Come ricorda Greenpeace, l’Italia non potrà partecipare alla prima Conferenza delle Parti (COP) sugli oceani, prevista per il 2026, se non avrà ratificato il Trattato in tempo.
Ciò significa perdere la possibilità di sedere al tavolo delle decisioni globali in materia di conservazione marina e di contribuire alla definizione delle prime riserve oceaniche internazionali.
Per un Paese come l’Italia — che possiede oltre 8.000 chilometri di coste e un patrimonio marino tra i più ricchi d’Europa — restare fuori da questo processo appare come una contraddizione grave e preoccupante.
Perché il Trattato è cruciale
Gli oceani non sono soltanto habitat di milioni di specie, ma anche regolatori essenziali del clima globale.
Assorbono circa il 30% della CO₂ prodotta dalle attività umane e generano oltre la metà dell’ossigeno che respiriamo. Tuttavia, l’inquinamento, la pesca eccessiva e il riscaldamento globale stanno rapidamente compromettendo questi equilibri.
L’attuazione del Trattato rappresenta dunque una svolta decisiva per garantire:
- la sopravvivenza degli ecosistemi marini;
- la sicurezza alimentare di miliardi di persone;
- la resilienza degli oceani agli impatti della crisi climatica.

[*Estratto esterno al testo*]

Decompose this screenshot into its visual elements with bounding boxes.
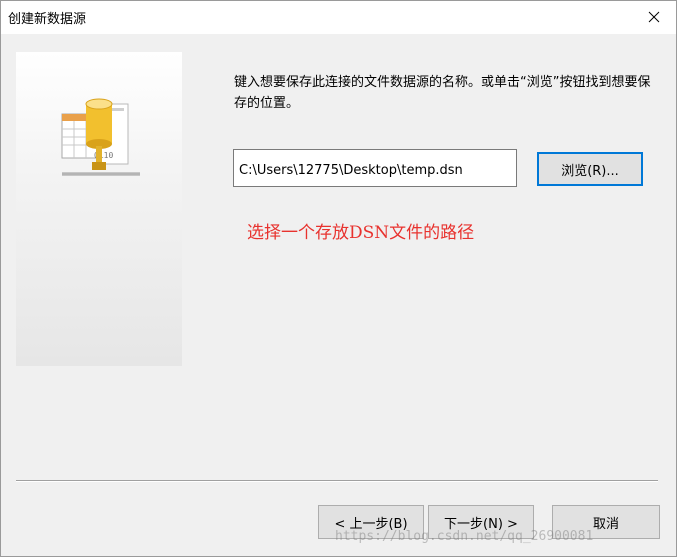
wizard-side-panel: 0110 [16,52,182,366]
browse-button[interactable]: 浏览(R)... [537,152,643,186]
close-icon [648,11,660,23]
file-path-input[interactable] [233,149,517,187]
window-title: 创建新数据源 [8,12,87,27]
data-source-icon: 0110 [61,98,140,176]
separator-line [16,480,658,482]
instruction-text: 键入想要保存此连接的文件数据源的名称。或单击“浏览”按钮找到想要保存的位置。 [234,75,651,111]
watermark-text: https://blog.csdn.net/qq_26900081 [335,529,594,544]
close-button[interactable] [631,0,677,34]
title-bar: 创建新数据源 [0,0,677,34]
annotation-text: 选择一个存放DSN文件的路径 [247,223,475,243]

Come sottolinea Greenpeace, “l’era dello sfruttamento e della distruzione deve finire, e il Trattato globale sugli oceani è lo strumento giusto per farlo”.
Un appello all’Italia
L’entrata in vigore del Trattato sugli Oceani segna un punto di svolta nella storia della tutela ambientale globale. Ma l’assenza dell’Italia tra i Paesi firmatari lancia un segnale di immobilismo in un momento in cui il pianeta chiede azioni concrete.
Greenpeace invita il governo italiano a ratificare al più presto il Trattato, affinché il Paese possa tornare protagonista nella difesa dei mari e contribuire in modo attivo alla costruzione di un futuro sostenibile per il Mediterraneo e per gli oceani del mondo.